Saturday, May 23, 2009

Book Review--Last Flag Down

Baldwin, John and Ron Powers. Last Flag Down: The Epic Journey of the Last Confederate Warship. Three Rivers Press, New York. 2007. 354 pages 332 text. Notes, glossary, bibliography, index, map.

I must admit to knowing very little about the naval aspects of the Civil War. After reading Last Flag Down: The Epic Journey of the Last Confederate Warship I can't say I know much more. The is supposed to be the story of the warship Shenandoah's 15,000 mile trip to help save the Confederacy.
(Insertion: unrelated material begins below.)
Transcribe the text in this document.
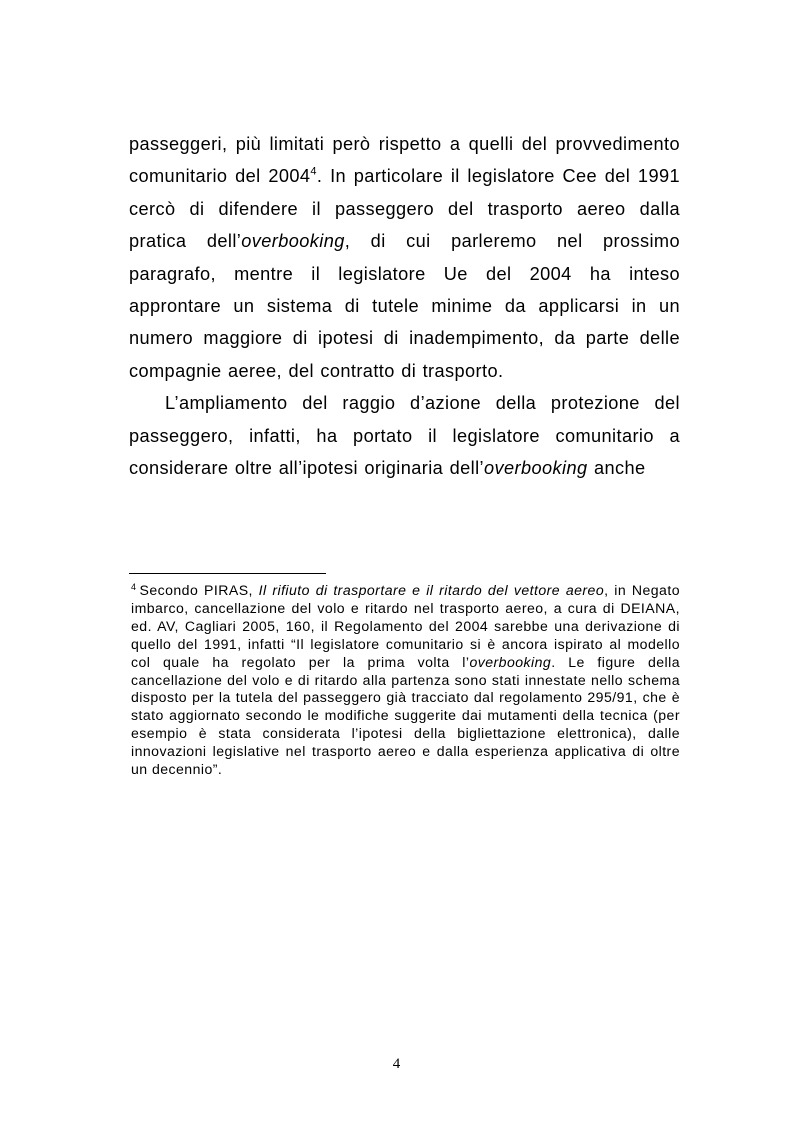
passeggeri, più limitati però rispetto a quelli del provvedimento comunitario del 2004$^4$. In particolare il legislatore Cee del 1991 cercò di difendere il passeggero del trasporto aereo dalla pratica dell’overbooking, di cui parleremo nel prossimo paragrafo, mentre il legislatore Ue del 2004 ha inteso approntare un sistema di tutele minime da applicarsi in un numero maggiore di ipotesi di inadempimento, da parte delle compagnie aeree, del contratto di trasporto.

L’ampliamento del raggio d’azione della protezione del passeggero, infatti, ha portato il legislatore comunitario a considerare oltre all’ipotesi originaria dell’overbooking anche

$^4$ Secondo PIRAS, Il rifiuto di trasportare e il ritardo del vettore aereo, in Negato imbarco, cancellazione del volo e ritardo nel trasporto aereo, a cura di DEIANA, ed. AV, Cagliari 2005, 160, il Regolamento del 2004 sarebbe una derivazione di quello del 1991, infatti “Il legislatore comunitario si è ancora ispirato al modello col quale ha regolato per la prima volta l’overbooking. Le figure della cancellazione del volo e di ritardo alla partenza sono stati innestate nello schema disposto per la tutela del passeggero già tracciato dal regolamento 295/91, che è stato aggiornato secondo le modifiche suggerite dai mutamenti della tecnica (per esempio è stata considerata l’ipotesi della bigliettazione elettronica), dalle innovazioni legislative nel trasporto aereo e dalla esperienza applicativa di oltre un decennio”.

4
While loosely it succeeds it is really more a work to glorify one of the crew.

What I did learn was that the book was a seemingly biased account that would have probably been better off written as a biography of Lt. Conway Whittle, the Shenandoah's second in command. The reason for this is that co-author John Baldwin (Ron Powers of Flags of our Fathers fame is the other co-author) is a relative of Whittle. Whittle is portrayed as being the rational and talented leader while commander James Waddell is seen to be a brooding incompatant who should not have been in his position. Is this truthful? I can't say becasue I haven't read anything else on the subject. Am I inclined to take this at face value? No, especially once you realize that one of the prime sources is Whittle's log. Whittle of course feels he should have been in command and his log shows a strained relationship with Waddell all the way through.
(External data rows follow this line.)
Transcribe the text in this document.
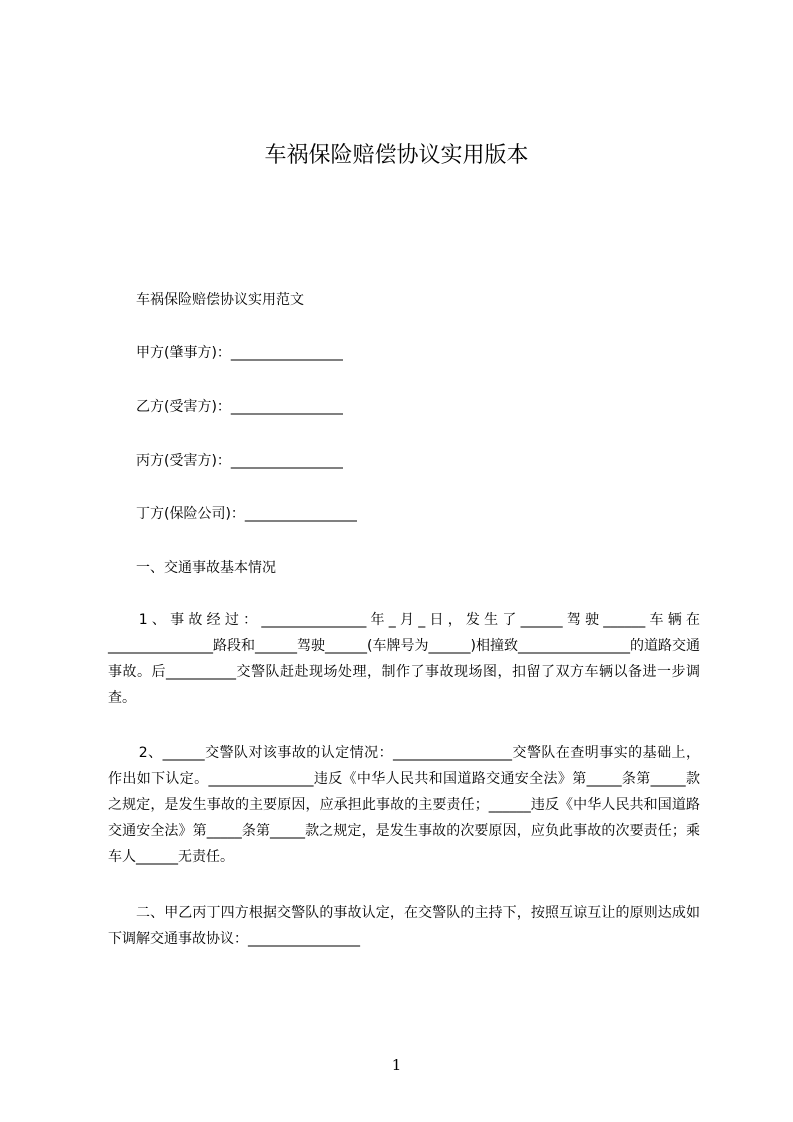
车祸保险赔偿协议实用版本
车祸保险赔偿协议实用范文
甲方(肇事方)：________________
乙方(受害方)：________________
丙方(受害方)：________________
丁方(保险公司)：________________
一、交通事故基本情况
1、事故经过：_______________年_月_日，发生了______驾驶______车辆在_______________路段和______驾驶______(车牌号为______)相撞致________________的道路交通事故。后__________交警队赶赴现场处理，制作了事故现场图，扣留了双方车辆以备进一步调查。
2、______交警队对该事故的认定情况：_________________交警队在查明事实的基础上，作出如下认定。_______________违反《中华人民共和国道路交通安全法》第_____条第_____款之规定，是发生事故的主要原因，应承担此事故的主要责任；______违反《中华人民共和国道路交通安全法》第_____条第_____款之规定，是发生事故的次要原因，应负此事故的次要责任；乘车人______无责任。
二、甲乙丙丁四方根据交警队的事故认定，在交警队的主持下，按照互谅互让的原则达成如下调解交通事故协议：________________
1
We do learn that the crew managed to outsmart the Union navy and get the ship out of England. From there they were able to get the ship renamed and in condition to go after northern ships. Though shorthanded the raider is able to use it's superior speed and manueverability to run down and capture "enemy" ships. Capture means take the crew prisoner, take what they can use and then sink the ship. Many of these prisoners sign on to work on the ship. Their options of course were to do this or stay below deck shackled only to be dumped at whatever port is convenient. Enemy means mostly unarmed commercial vessels and not Union warships. The CSS Shenandoah makes a year long voyage, crossing the equator four times in it's attempt to help save the Confederacy. In the end the crew ends up where they started and ultimately left to the mercy of the English court system.

The book clocks in at 354 pages with index, bibliography, notes, and a much needed and used glossary. If you don't have a good grasp of boating terms you will use this repeatedly. There is a sail plan and also a diagram of the Shenandoah which are useful. Also included is a very simplistic map with an outline of the route taken. While better than nothing the map was not of great value and showed little detail. While not a difficult read the book never really grabbed hold of me and made me want to not put it down.

Again the work is really short on Civil War history and would be better classified as a biographical work. For those interested in life aboard an early naval ship this might be an interesting work. For those hoping for an unbiased work dealing with Civil War naval history they should look elsewhere.